FINRA contends that Schwab’s class-action bans in forced-arbitration clauses violate the organization’s rules against brokerage firms preempting investors from filing class-action lawsuits. In February, a panel ruled in favor of Schwab, saying that the Supreme Court ruling in the aforementioned AT&T case took precedent. FINRA is appealing that decision.
Schwab still maintains its position that arbitration is the best way to resolve customer dispute, but has decided to remove the class-action waiver “until the issue is resolved by the appropriate regulatory and/or court decisions.”

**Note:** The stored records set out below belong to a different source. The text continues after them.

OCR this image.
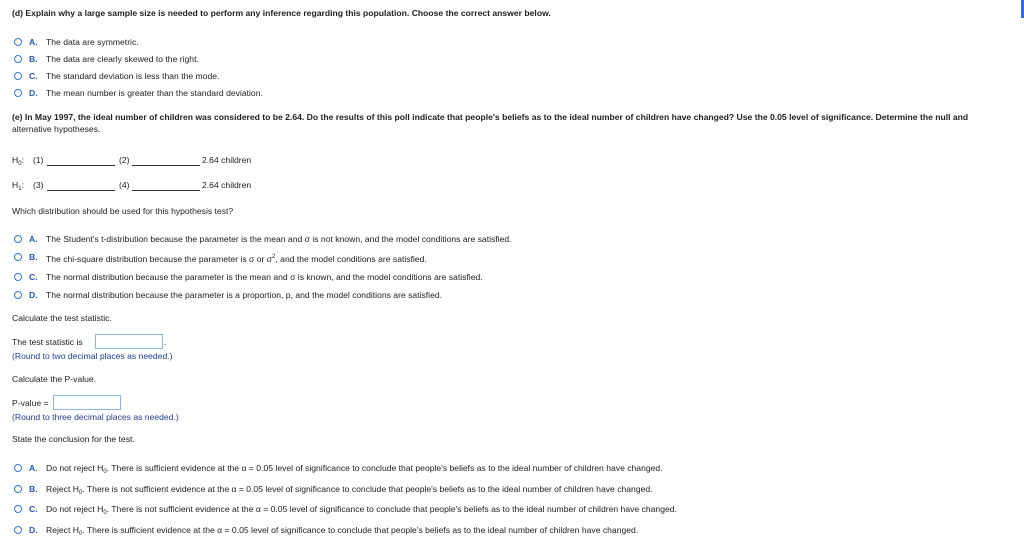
(d) Explain why a large sample size is needed to perform any inference regarding this population. Choose the correct answer below.
A. The data are symmetric.
B. The data are clearly skewed to the right.
C. The standard deviation is less than the mode.
D. The mean number is greater than the standard deviation.
(e) In May 1997, the ideal number of children was considered to be 2.64. Do the results of this poll indicate that people's beliefs as to the ideal number of children have changed? Use the 0.05 level of significance. Determine the null and
alternative hypotheses.
$H_0$: (1)	(2)	2.64 children
$H_1$: (3)	(4)	2.64 children
Which distribution should be used for this hypothesis test?
A. The Student's t-distribution because the parameter is the mean and σ is not known, and the model conditions are satisfied.
B. The chi-square distribution because the parameter is σ or $\sigma^2$, and the model conditions are satisfied.
C. The normal distribution because the parameter is the mean and σ is known, and the model conditions are satisfied.
D. The normal distribution because the parameter is a proportion, p, and the model conditions are satisfied.
Calculate the test statistic.
The test statistic is	.
(Round to two decimal places as needed.)
Calculate the P-value.
P-value =
(Round to three decimal places as needed.)
State the conclusion for the test.
A. Do not reject $H_0$. There is sufficient evidence at the α = 0.05 level of significance to conclude that people's beliefs as to the ideal number of children have changed.
B. Reject $H_0$. There is not sufficient evidence at the α = 0.05 level of significance to conclude that people's beliefs as to the ideal number of children have changed.
C. Do not reject $H_0$. There is not sufficient evidence at the α = 0.05 level of significance to conclude that people's beliefs as to the ideal number of children have changed.
D. Reject $H_0$. There is sufficient evidence at the α = 0.05 level of significance to conclude that people's beliefs as to the ideal number of children have changed.
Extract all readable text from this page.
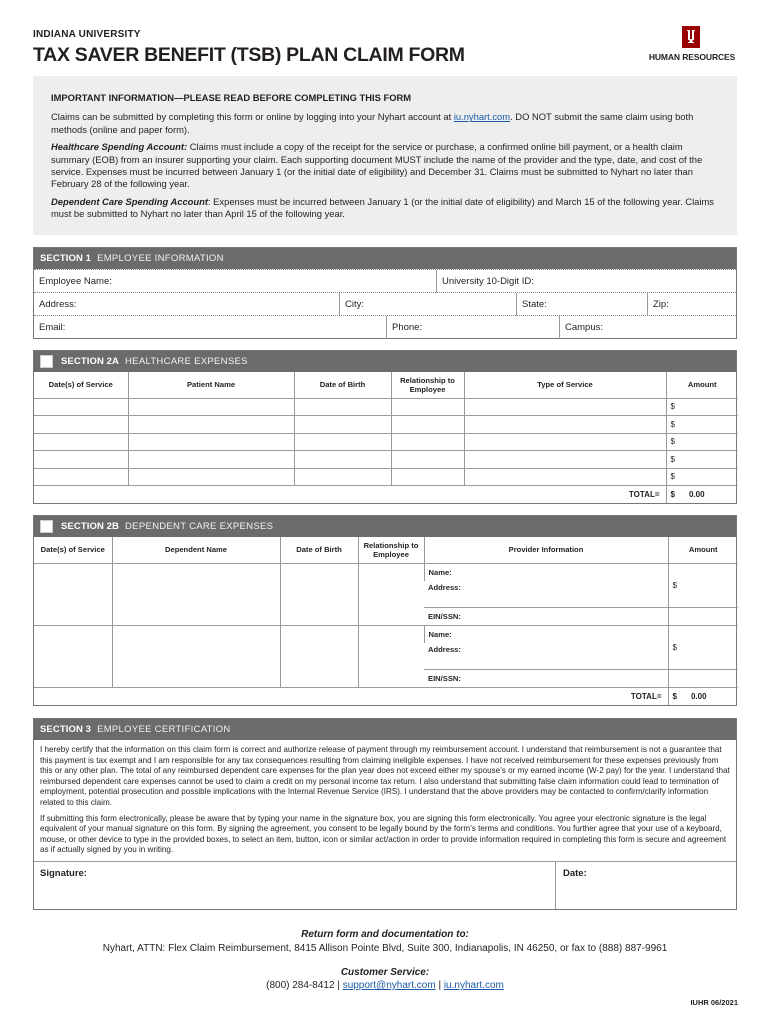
INDIANA UNIVERSITY
TAX SAVER BENEFIT (TSB) PLAN CLAIM FORM	HUMAN RESOURCES

IMPORTANT INFORMATION—PLEASE READ BEFORE COMPLETING THIS FORM

Claims can be submitted by completing this form or online by logging into your Nyhart account at iu.nyhart.com. DO NOT submit the same claim using both methods (online and paper form).

Healthcare Spending Account: Claims must include a copy of the receipt for the service or purchase, a confirmed online bill payment, or a health claim summary (EOB) from an insurer supporting your claim. Each supporting document MUST include the name of the provider and the type, date, and cost of the service. Expenses must be incurred between January 1 (or the initial date of eligibility) and December 31. Claims must be submitted to Nyhart no later than February 28 of the following year.

Dependent Care Spending Account: Expenses must be incurred between January 1 (or the initial date of eligibility) and March 15 of the following year. Claims must be submitted to Nyhart no later than April 15 of the following year.

SECTION 1 EMPLOYEE INFORMATION
Employee Name:	University 10-Digit ID:
Address:	City:	State:	Zip:
Email:	Phone:	Campus:
SECTION 2A HEALTHCARE EXPENSES
Date(s) of Service	Patient Name	Date of Birth	Relationship to Employee	Type of Service	Amount
					$
					$
					$
					$
					$
TOTAL=					$ 0.00
SECTION 2B DEPENDENT CARE EXPENSES
Date(s) of Service	Dependent Name	Date of Birth	Relationship to Employee	Provider Information	Amount
				Name:	$
				Address:	
				EIN/SSN:	
				Name:	$
				Address:	
				EIN/SSN:	
TOTAL=					$ 0.00
SECTION 3 EMPLOYEE CERTIFICATION

I hereby certify that the information on this claim form is correct and authorize release of payment through my reimbursement account. I understand that reimbursement is not a guarantee that this payment is tax exempt and I am responsible for any tax consequences resulting from claiming ineligible expenses. I have not received reimbursement for these expenses previously from this or any other plan. The total of any reimbursed dependent care expenses for the plan year does not exceed either my spouse’s or my earned income (W-2 pay) for the year. I understand that reimbursed dependent care expenses cannot be used to claim a credit on my personal income tax return. I also understand that submitting false claim information could lead to termination of employment, potential prosecution and possible implications with the Internal Revenue Service (IRS). I understand that the above providers may be contacted to confirm/clarify information related to this claim.

If submitting this form electronically, please be aware that by typing your name in the signature box, you are signing this form electronically. You agree your electronic signature is the legal equivalent of your manual signature on this form. By signing the agreement, you consent to be legally bound by the form’s terms and conditions. You further agree that your use of a keyboard, mouse, or other device to type in the provided boxes, to select an item, button, icon or similar act/action in order to provide information required in completing this form is secure and agreement as if actually signed by you in writing.

Signature:	Date:
Return form and documentation to:
Nyhart, ATTN: Flex Claim Reimbursement, 8415 Allison Pointe Blvd, Suite 300, Indianapolis, IN 46250, or fax to (888) 887-9961
Customer Service:
(800) 284-8412 | support@nyhart.com | iu.nyhart.com
IUHR 06/2021
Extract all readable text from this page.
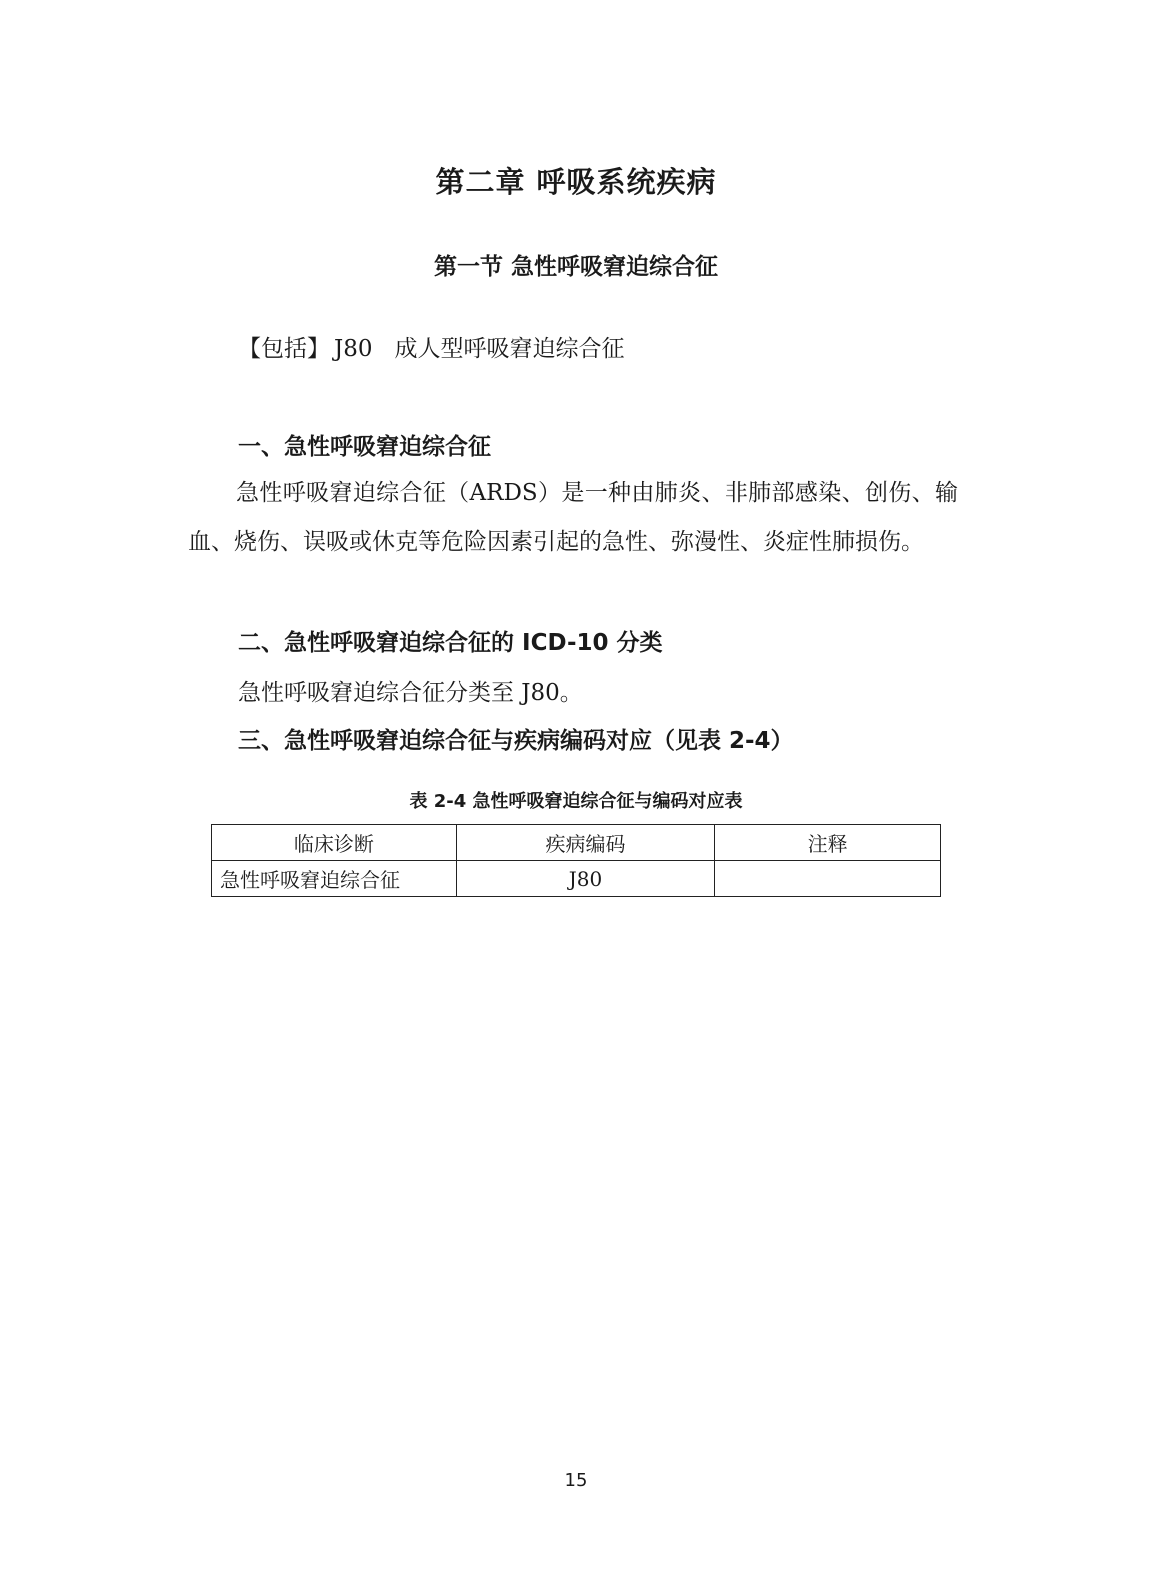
第二章 呼吸系统疾病
第一节 急性呼吸窘迫综合征
【包括】 J80 成人型呼吸窘迫综合征
一、急性呼吸窘迫综合征
急性呼吸窘迫综合征（ARDS）是一种由肺炎、非肺部感染、创伤、输血、烧伤、误吸或休克等危险因素引起的急性、弥漫性、炎症性肺损伤。
二、急性呼吸窘迫综合征的 ICD-10 分类
急性呼吸窘迫综合征分类至 J80。
三、急性呼吸窘迫综合征与疾病编码对应（见表 2-4）
表 2-4 急性呼吸窘迫综合征与编码对应表
临床诊断	疾病编码	注释
急性呼吸窘迫综合征	J80	
15
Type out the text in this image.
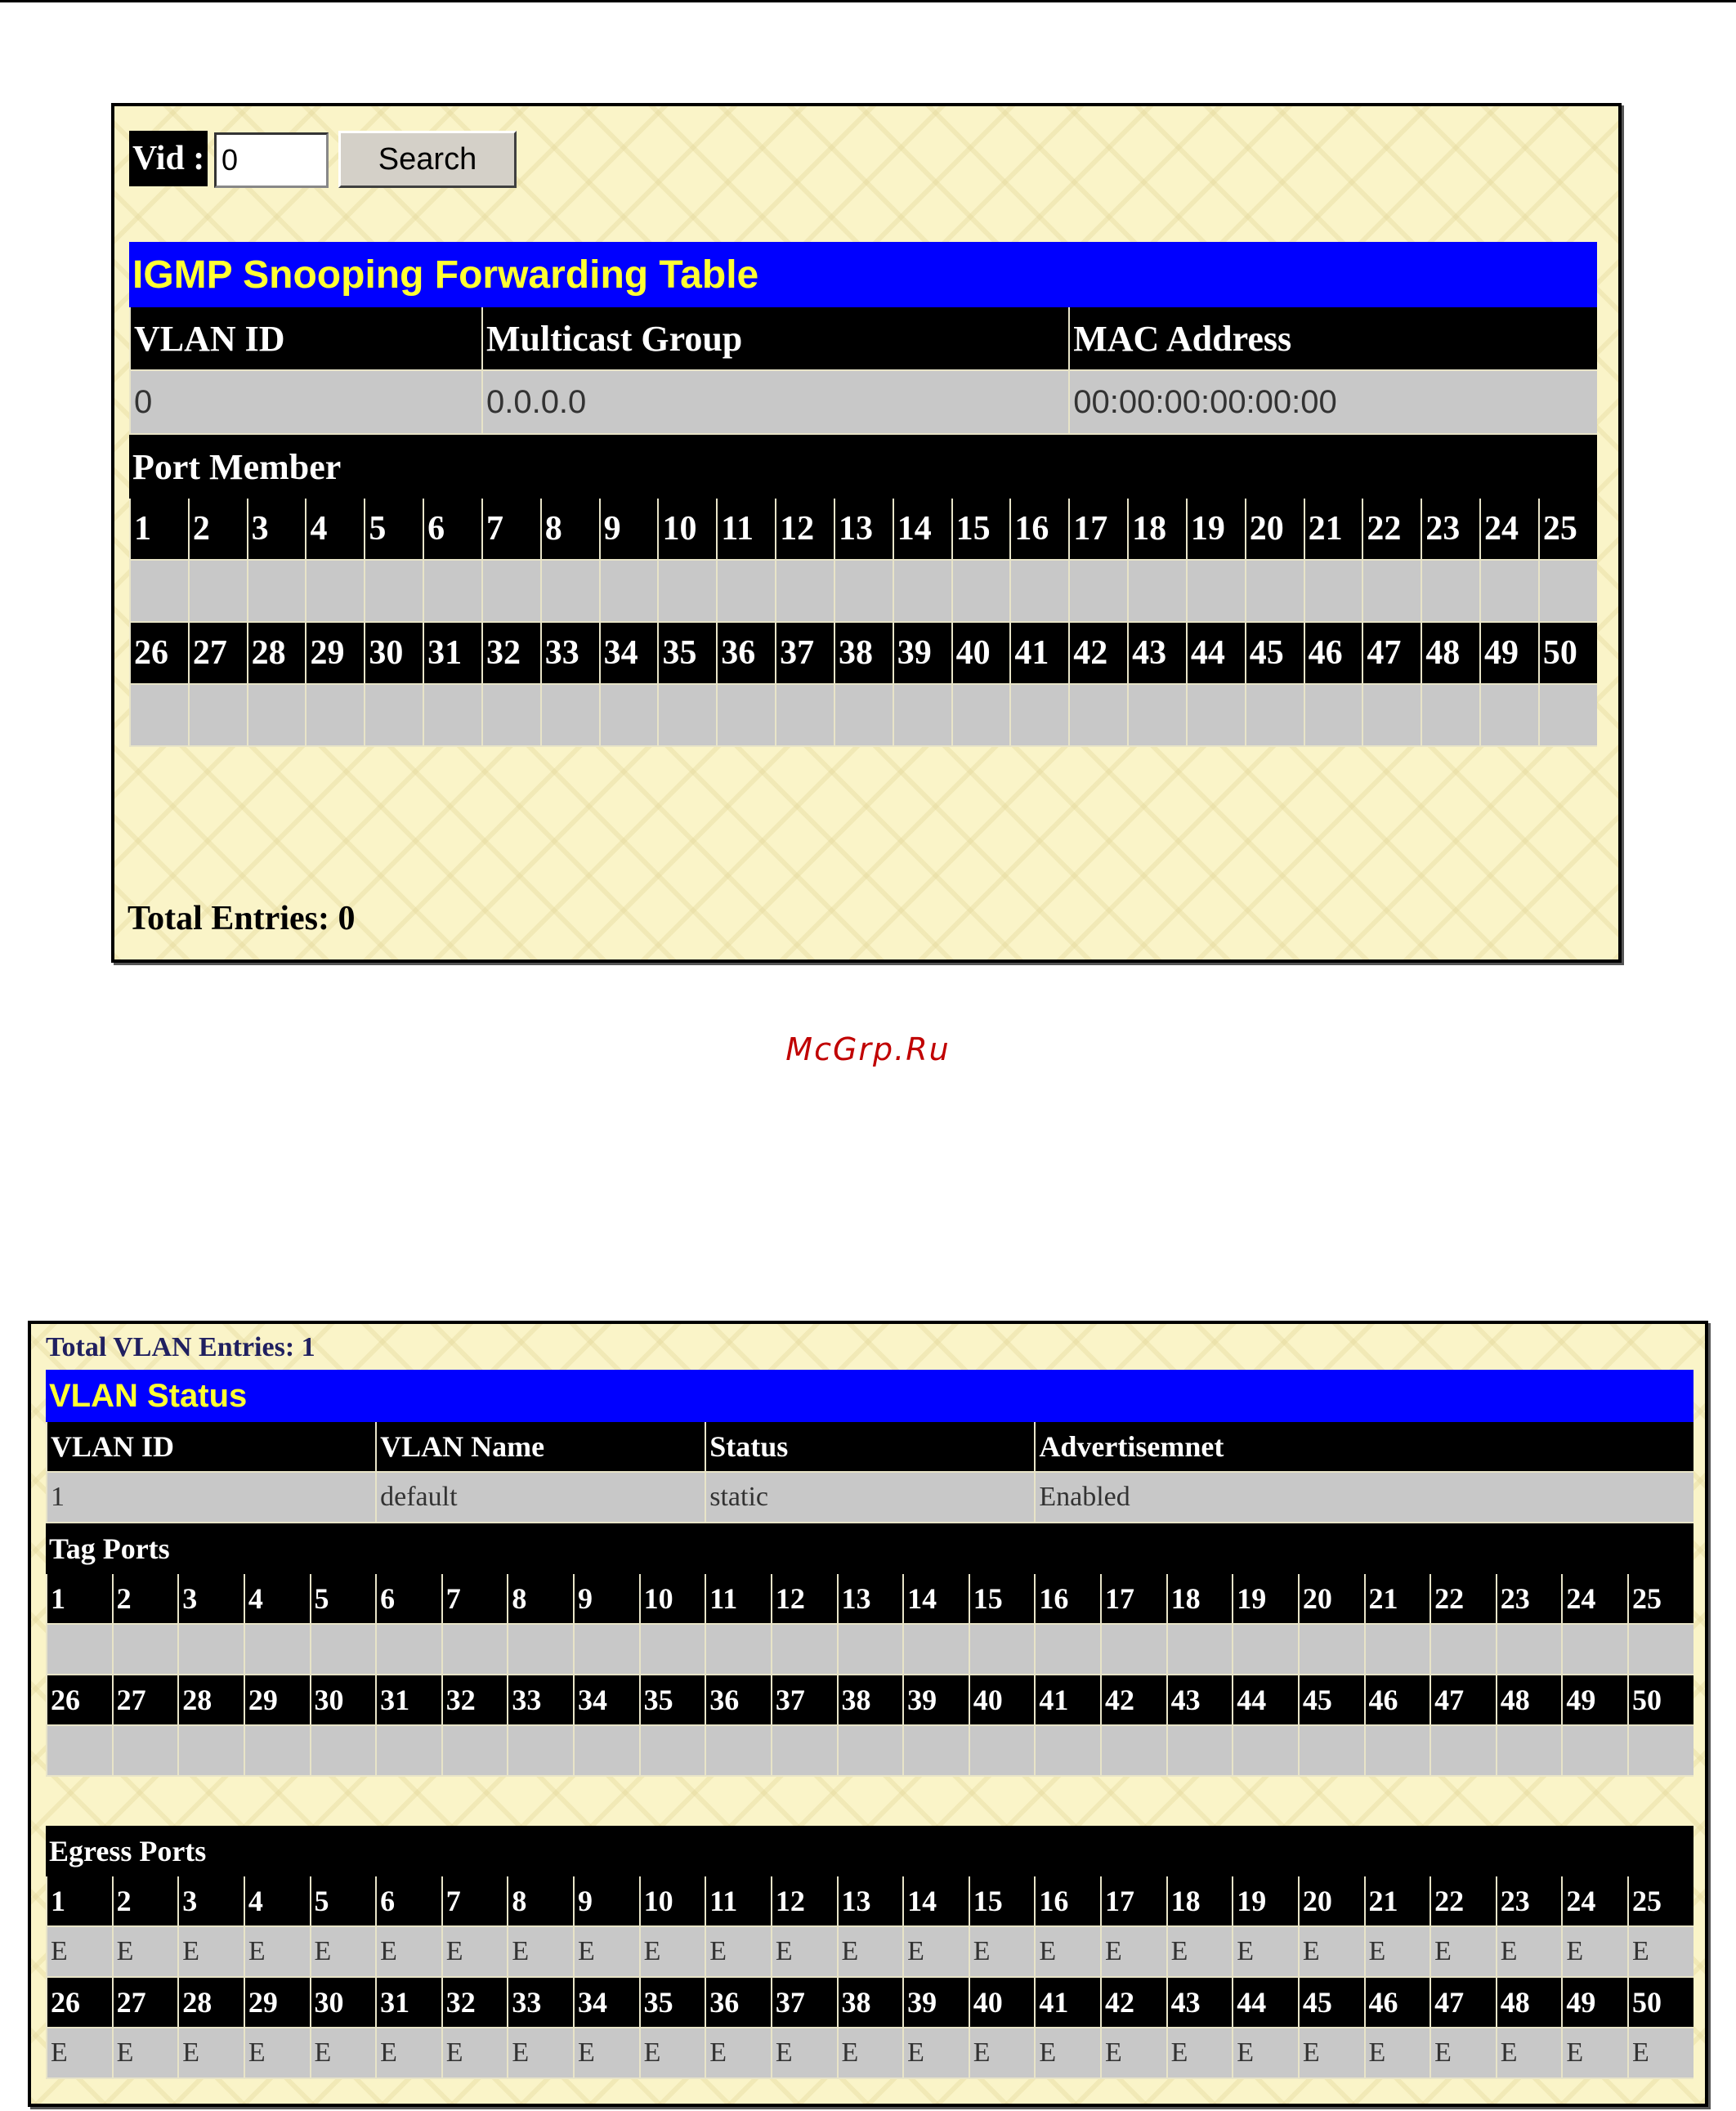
Vid :
0	Search
IGMP Snooping Forwarding Table																								
VLAN ID						Multicast Group										MAC Address								
0						0.0.0.0										00:00:00:00:00:00								
Port Member																								
1	2	3	4	5	6	7	8	9	10	11	12	13	14	15	16	17	18	19	20	21	22	23	24	25

26	27	28	29	30	31	32	33	34	35	36	37	38	39	40	41	42	43	44	45	46	47	48	49	50

Total Entries: 0
McGrp.Ru
Total VLAN Entries: 1
VLAN Status																								
VLAN ID					VLAN Name					Status					Advertisemnet									
1					default					static					Enabled									
Tag Ports																								
1	2	3	4	5	6	7	8	9	10	11	12	13	14	15	16	17	18	19	20	21	22	23	24	25

26	27	28	29	30	31	32	33	34	35	36	37	38	39	40	41	42	43	44	45	46	47	48	49	50

Egress Ports																								
1	2	3	4	5	6	7	8	9	10	11	12	13	14	15	16	17	18	19	20	21	22	23	24	25
E	E	E	E	E	E	E	E	E	E	E	E	E	E	E	E	E	E	E	E	E	E	E	E	E
26	27	28	29	30	31	32	33	34	35	36	37	38	39	40	41	42	43	44	45	46	47	48	49	50
E	E	E	E	E	E	E	E	E	E	E	E	E	E	E	E	E	E	E	E	E	E	E	E	E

So instead of simply requiring that customers waive their right to pursue a resolution in the courtroom, Schwab has chosen to extend its existing policy of paying the arbitration fees for any client pursuing an arbitration claim under $25,000.
The Schwab decision isn’t exactly a victory, as the company appears ready to put the clause back if it wins out against FINRA, but it is an indication that clear guidance from federal regulators is needed.
“This is why it is crucial for the Securities and Exchange Commission to exercise its authority to conduct rulemaking and restore investors’ right to choose how to resolve disputes with financial firms,” says Public Citizen in a statement. “The fine print of one-sided contracts should not deny investors this critical right.”